Dunia bisnis di Indonesia saat ini telah digandrungi oleh beragam jenis usaha yang unik dan penuh inovatif. Pasalnya, banyak orang yang mengklaim bahwa kedua hal tersebut merupakan siasat yang ampuh untuk mencapai kesuksesan dan keuntungan maksimal dalam menggeluti usaha. Sehingga tak heran jika para pelaku bisnis lokal kini tengah gencar berinovasi dan berkreasi untuk memperoleh peluang dari besarnya industri kreatif ini di Tanah Air.

Salah satu produk lokal yang kreatif dan inovatif adalah cemilan yang berasal dari Garut, Jawa Barat, yakni Chocodot. Usaha cemlan ini dirintis oleh Kiki Gumelar sejak bulan Agustus 2009 lalu. Chocodot menawarkan cemilan berbahan dasar cokelat dan dodol garut yang saat ini sudah banyak digemari di kalangan masyarakat di Indonesia. Bahkan hingga kini, bisnis cemilan yang digeluti Kiki ini sudah mengalami perkembangan yang cukup baik, yakni dari 20% sampai 200% setiap tahunnya.

Bahkan, produk Chocodot saat ini telah sukses menembus pasar luar negeri seperti Singapura, Australia, dan Malaysia, sehingga tak heran jika pendapatan yang didapat Kiki semakin meningkat.
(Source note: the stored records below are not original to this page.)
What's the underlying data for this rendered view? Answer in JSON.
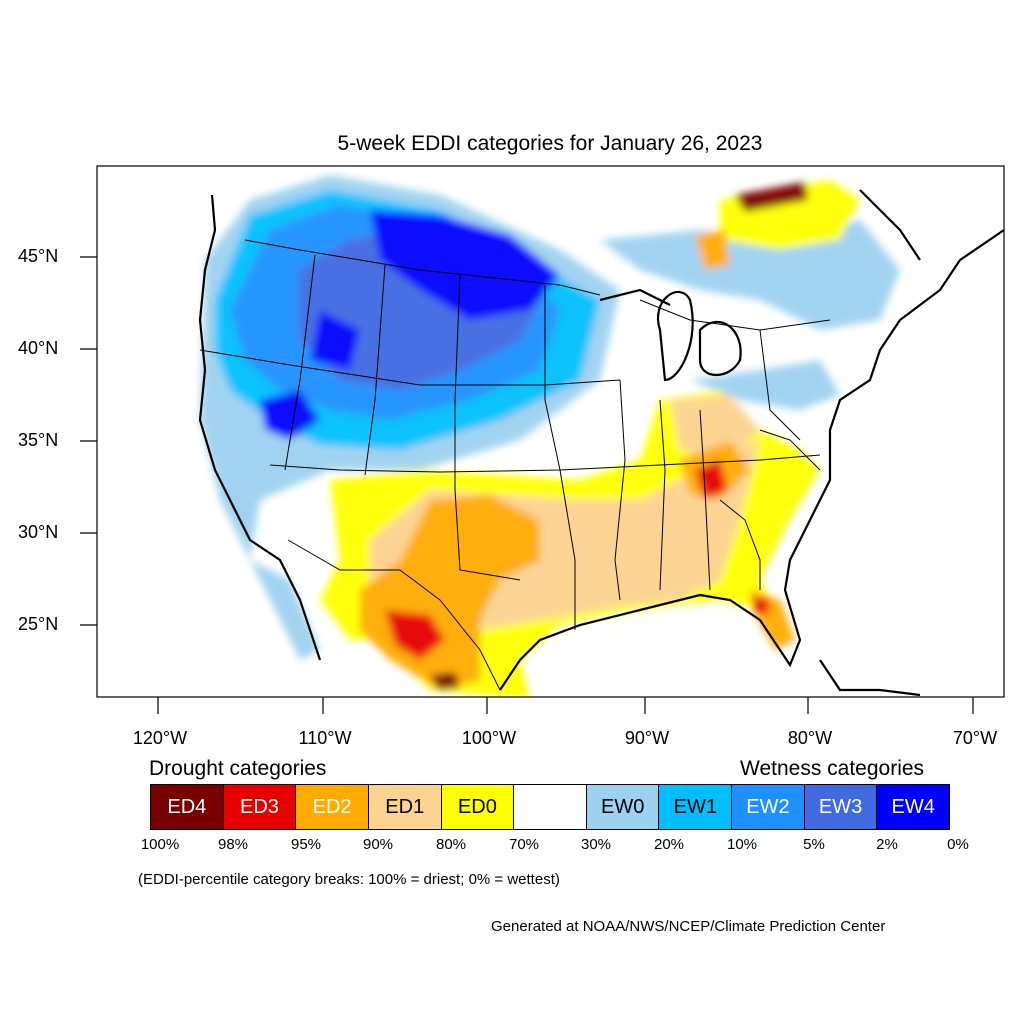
{
  "title": "5-week EDDI categories for January 26, 2023",
  "lat_labels": [
    "45°N",
    "40°N",
    "35°N",
    "30°N",
    "25°N"
  ],
  "lon_labels": [
    "120°W",
    "110°W",
    "100°W",
    "90°W",
    "80°W",
    "70°W"
  ],
  "legend": {
    "drought_title": "Drought categories",
    "wetness_title": "Wetness categories",
    "categories": [
      {
        "label": "ED4",
        "color": "#7a0000",
        "text_color": "#ffffff"
      },
      {
        "label": "ED3",
        "color": "#e60000",
        "text_color": "#ffffff"
      },
      {
        "label": "ED2",
        "color": "#ffaa00",
        "text_color": "#ffffff"
      },
      {
        "label": "ED1",
        "color": "#fcd38f",
        "text_color": "#000000"
      },
      {
        "label": "ED0",
        "color": "#ffff00",
        "text_color": "#000000"
      },
      {
        "label": "",
        "color": "#ffffff",
        "text_color": "#000000"
      },
      {
        "label": "EW0",
        "color": "#9dd1f0",
        "text_color": "#000000"
      },
      {
        "label": "EW1",
        "color": "#00bfff",
        "text_color": "#000000"
      },
      {
        "label": "EW2",
        "color": "#1e90ff",
        "text_color": "#ffffff"
      },
      {
        "label": "EW3",
        "color": "#4169e1",
        "text_color": "#ffffff"
      },
      {
        "label": "EW4",
        "color": "#0000ff",
        "text_color": "#ffffff"
      }
    ],
    "breaks": [
      "100%",
      "98%",
      "95%",
      "90%",
      "80%",
      "70%",
      "30%",
      "20%",
      "10%",
      "5%",
      "2%",
      "0%"
    ]
  },
  "note": "(EDDI-percentile category breaks: 100% = driest; 0% = wettest)",
  "credit": "Generated at NOAA/NWS/NCEP/Climate Prediction Center"
}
Per bulannya, bisnis cemilan Chocodot ini mampu menghasilkan omzet yang besarnya mencapai ratusan juta.

Kiki Gumelar mengaku, ide bisnis cemilan ini didapatkannya secara kebetulan. Suatu hari, secara tidak sengaja Kiki menjatuhkan dodol yang ia makan ke dalam adonan coklat. Ketika ia memakannya, ternyata rasanya enak. Sejak saat itulah muncul ide Kiki untuk menciptakan produk cemilan berbahan coklat dan dodol.
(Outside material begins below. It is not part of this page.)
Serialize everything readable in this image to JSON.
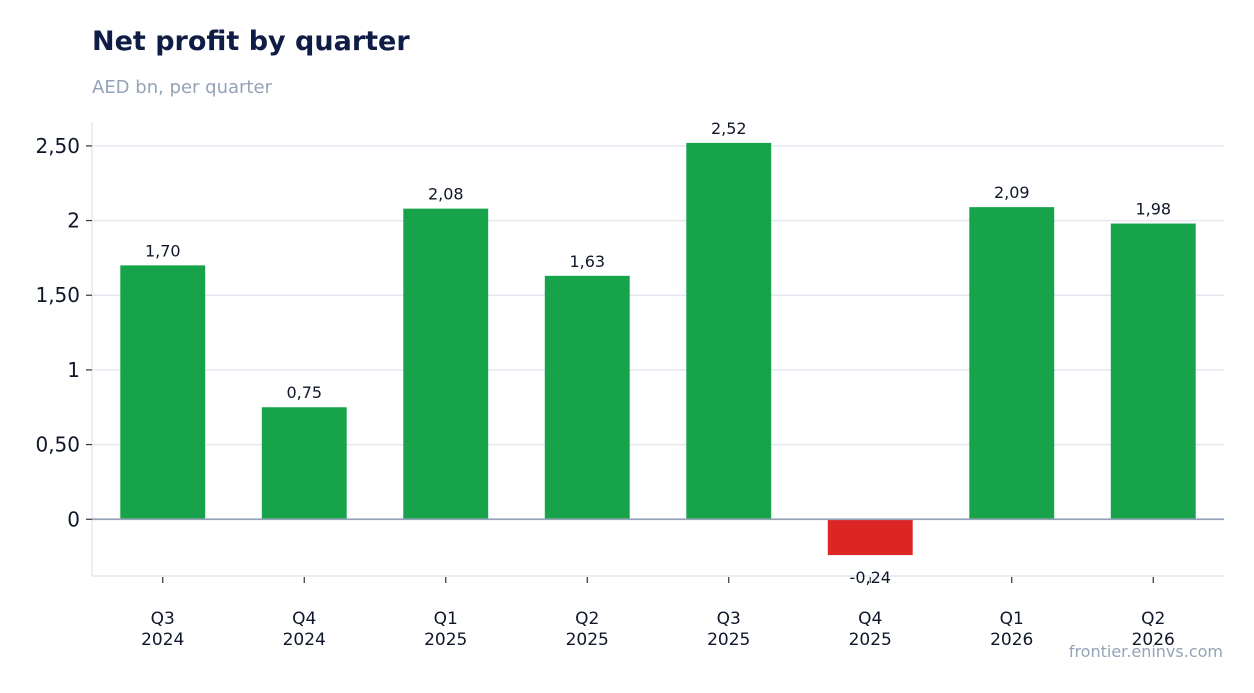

Dari proses pembuatannya, kiki mengaku setiap produk yang dihasilkannya diolah dengan tahapan yang mudah dan sederhana. Chocodot menawarkan tiga pilihan cokelat dalam proses produksinya, yakni white chocolate, dark chocholate, dan milk chocolate. Cokelat batangan tersebut dilelehkan, kemudian di cetak dan diisi dengan dodol yang memiliki pilihan rasa yang beragam di bagian tengahnya.

bisnis-cemilan-chocodot

Untuk varian rasa dari dodolnya sendiri, Kiki memilih dodol keju serta dodol buah-buahan seperti duren, jeruk, sirsak, dan lain sebagainya. Setelah dodol dicelupkan ke dalam cokelat, tahapan selanjutnya adalah cetak dengan suhu di bawah 400 C sampai kedua bahan tersebut menyatu.
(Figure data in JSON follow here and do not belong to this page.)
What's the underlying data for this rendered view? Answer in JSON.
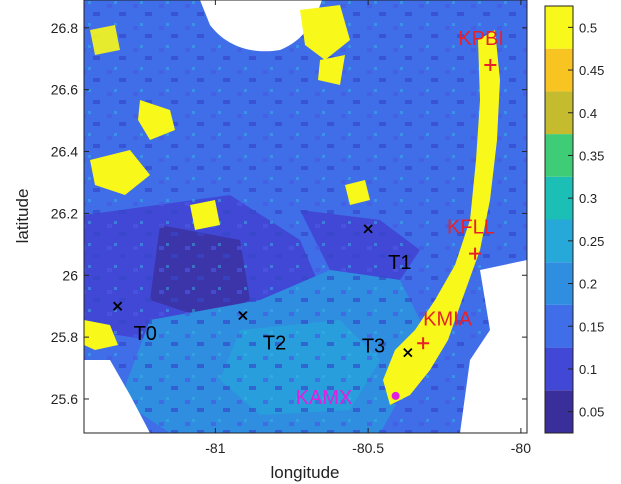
{
  "chart_data": {
    "type": "heatmap",
    "xlabel": "longitude",
    "ylabel": "latitude",
    "xlim": [
      -81.43,
      -79.98
    ],
    "ylim": [
      25.49,
      26.89
    ],
    "xticks": [
      -81,
      -80.5,
      -80
    ],
    "xtick_labels": [
      "-81",
      "-80.5",
      "-80"
    ],
    "yticks": [
      25.6,
      25.8,
      26.0,
      26.2,
      26.4,
      26.6,
      26.8
    ],
    "ytick_labels": [
      "25.6",
      "25.8",
      "26",
      "26.2",
      "26.4",
      "26.6",
      "26.8"
    ],
    "colorbar": {
      "min": 0.025,
      "max": 0.525,
      "ticks": [
        0.05,
        0.1,
        0.15,
        0.2,
        0.25,
        0.3,
        0.35,
        0.4,
        0.45,
        0.5
      ],
      "tick_labels": [
        "0.05",
        "0.1",
        "0.15",
        "0.2",
        "0.25",
        "0.3",
        "0.35",
        "0.4",
        "0.45",
        "0.5"
      ],
      "colors": [
        "#3a2f9a",
        "#4148d6",
        "#3f6ee8",
        "#2f8ee0",
        "#26a8d8",
        "#1cbfb6",
        "#3ecc77",
        "#c4bb2e",
        "#f8c422",
        "#f8f81a",
        "#f4f41a"
      ]
    },
    "sites": [
      {
        "label": "T0",
        "lon": -81.32,
        "lat": 25.9,
        "marker": "x",
        "color": "#000000"
      },
      {
        "label": "T2",
        "lon": -80.91,
        "lat": 25.87,
        "marker": "x",
        "color": "#000000"
      },
      {
        "label": "T1",
        "lon": -80.5,
        "lat": 26.15,
        "marker": "x",
        "color": "#000000"
      },
      {
        "label": "T3",
        "lon": -80.37,
        "lat": 25.75,
        "marker": "x",
        "color": "#000000"
      },
      {
        "label": "KPBI",
        "lon": -80.1,
        "lat": 26.68,
        "marker": "+",
        "color": "#e8202a"
      },
      {
        "label": "KFLL",
        "lon": -80.15,
        "lat": 26.07,
        "marker": "+",
        "color": "#e8202a"
      },
      {
        "label": "KMIA",
        "lon": -80.32,
        "lat": 25.78,
        "marker": "+",
        "color": "#e8202a"
      },
      {
        "label": "KAMX",
        "lon": -80.41,
        "lat": 25.61,
        "marker": "dot",
        "color": "#e020e0"
      }
    ]
  }
}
Salah satu keunikan dari bisnis cemilan Chocodot ini adalah penamaan dari beragam produknya, seperti cokelat obat stress, yaitu dodol dengan perpaduan cokelat rasa mint. Ada juga cokelat rasa sayang, yaitu dodol cokelat dengan rasa susu, kemudian cokelat enteng jodoh dengan menawarkan 3 pilihan cokelat, yakni dark, soft, dan milk.

Selain itu, ada juga produk yang dinamainya cokelat cegah alay dengan dua varian rasa. Tentunya, dengan memberikan nama yang penuh kreasi dan inovasi ini membuat masyarakat semakin tertarik. Untuk mengembangkan bisnis cemilan Chocodot ini, Kiki juga mengembangkan sejumlah produk lainnya di bawah naungan PT. Tama Cokelat Indonesia.

Tidak hanya itu, Kiki juga menambah varian produknya, salah satunya adalah BRODOL (Browniez Dodol), yakni browniez asal Amerika yang dikonversi dengan isi dodol khas garut. Ditawarkan pula GAGE CHOCO (Garut Geulis Cokelat) yang mengutamakan kemasan besek khas daerah Parahyangan. Ada juga RANGICOK EUY (Ranginang Celup Cokelat EUY), yakni makanan khas garut yang dipadukan dengan balutan cokelat yang sangat lezat.

Pada bulan Agustus 2010, Kiki Gumelar kembali melakukan inovasinya dengan kembali menciptakan produk barunya, yakni Cofee Choc yang merupakan olahan cokelat yang dikolaborasikan dengan beragam jenis biji kopi dari berbagai daerah, seperti Sumatra, Jawa, Papua, Bali, dan juga Toraja. Di bulan yang sama juga, Kiki memperkenalkan produk unggulannya, yakni Cokelar DoGar (Domba Garut), yakni perpaduan antara cokelat dan abon.